Beginning in 2024, an eligible clean vehicle may not contain any battery components that are manufactured by a foreign entity of concern.
Photo: Canva/Automotive Fleet
The U.S. Treasury Department and the IRS released proposed guidance on the new clean vehicle provisions of the Inflation Reduction Act that will lower costs for consumers, build an industrial base and spur manufacturing in the U.S., and strengthen supply chains, according to the Treasury's news release.
Since the Inflation Reduction Act was enacted, at least $45 billion in private-sector investment has been announced across the U.S. clean vehicle and battery supply chain.
“The Inflation Reduction Act is a once-in-a-generation piece of legislation that is lowering costs for American consumers, building a strong U.S. industrial base, and bolstering supply chains,” said Janet L. Yellen, secretary of the Treasury. “Treasury is taking an important step that will help consumers save up to $7,500 on a new clean vehicle and hundreds of dollars per year on gas while creating American manufacturing jobs and strengthening our energy and national security.”
The Notice of Proposed Rulemaking (NPRM) provides clarity and certainty to manufacturers on the Inflation Reduction Act requirements that vehicles eligible for the clean vehicle credit undergo final assembly in North America and do not exceed an MSRP of $80,000 for a van, pickup truck, or sport utility vehicle, or $55,000 for any other vehicle.

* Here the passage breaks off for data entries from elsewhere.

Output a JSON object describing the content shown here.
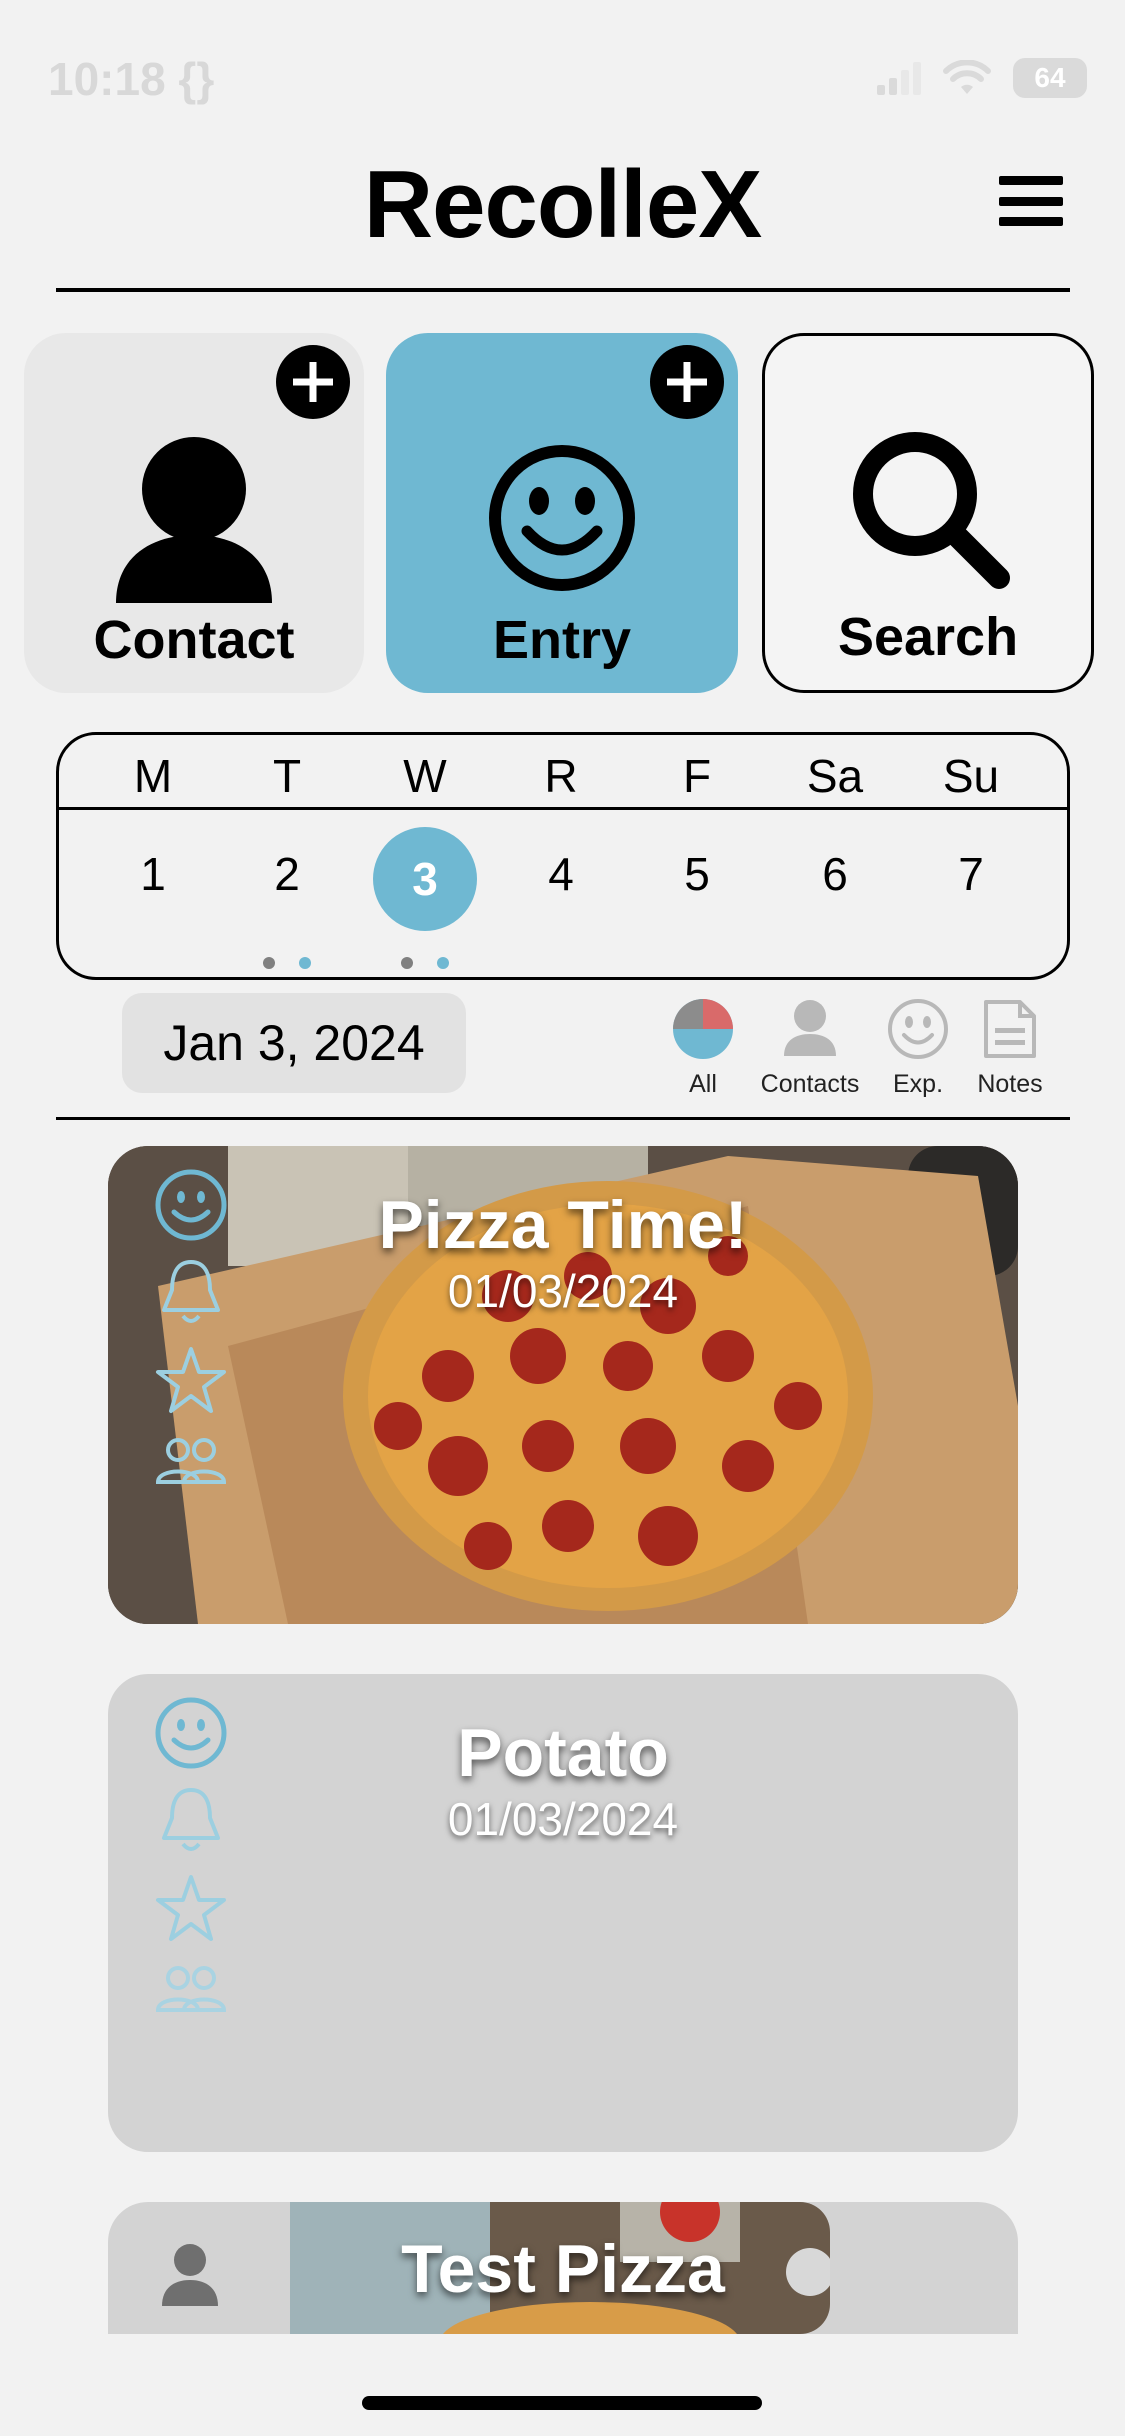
{
  "status_bar": {
    "time": "10:18 {}",
    "battery": "64"
  },
  "header": {
    "title": "RecolleX",
    "menu_icon": "hamburger-menu-icon"
  },
  "tiles": [
    {
      "label": "Contact",
      "icon": "person-icon",
      "has_add": true
    },
    {
      "label": "Entry",
      "icon": "smiley-icon",
      "has_add": true,
      "highlight_color": "#6fb8d2"
    },
    {
      "label": "Search",
      "icon": "magnifier-icon",
      "has_add": false
    }
  ],
  "week": {
    "days": [
      {
        "name": "M",
        "num": "1"
      },
      {
        "name": "T",
        "num": "2"
      },
      {
        "name": "W",
        "num": "3"
      },
      {
        "name": "R",
        "num": "4"
      },
      {
        "name": "F",
        "num": "5"
      },
      {
        "name": "Sa",
        "num": "6"
      },
      {
        "name": "Su",
        "num": "7"
      }
    ],
    "selected_day": "3",
    "accent": "#6fb8d2"
  },
  "selected_date": "Jan 3, 2024",
  "filters": [
    {
      "label": "All",
      "icon": "pie-icon"
    },
    {
      "label": "Contacts",
      "icon": "person-icon"
    },
    {
      "label": "Exp.",
      "icon": "smiley-icon"
    },
    {
      "label": "Notes",
      "icon": "note-icon"
    }
  ],
  "entries": [
    {
      "title": "Pizza Time!",
      "date": "01/03/2024",
      "has_photo": true
    },
    {
      "title": "Potato",
      "date": "01/03/2024",
      "has_photo": false
    },
    {
      "title": "Test Pizza",
      "date": "",
      "has_photo": true
    }
  ]
}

The NPRM also explains how manufacturers may satisfy the critical mineral and battery component requirements under the Inflation Reduction Act.
To be eligible for a $7,500 credit, clean vehicles must meet sourcing requirements for both the critical minerals and battery components contained in the vehicle. Vehicles that meet one of the two requirements are eligible for a $3,750 credit.
To meet the critical mineral requirement and be eligible for a $3,750 credit, the applicable percentage of the value of the critical minerals contained in the battery must be extracted or processed in the U.S. or a country with which the U.S. has a free trade agreement, or be recycled in North America.
To meet the battery component requirement and be eligible for a $3,750 credit, the applicable percentage of the value of the battery components must be manufactured or assembled in North America.
Beginning in 2025, an eligible clean vehicle may not contain any critical minerals that were extracted, processed, or recycled by a foreign entity of concern. The NPRM states that Treasury and IRS will issue subsequent guidance on this provision.
The NPRM is filed for public inspection and will be published in the Federal Register on April 17, 2023. Vehicles placed in service on or after April 18, 2023, will be subject to the critical mineral and battery component requirements laid out in the rule.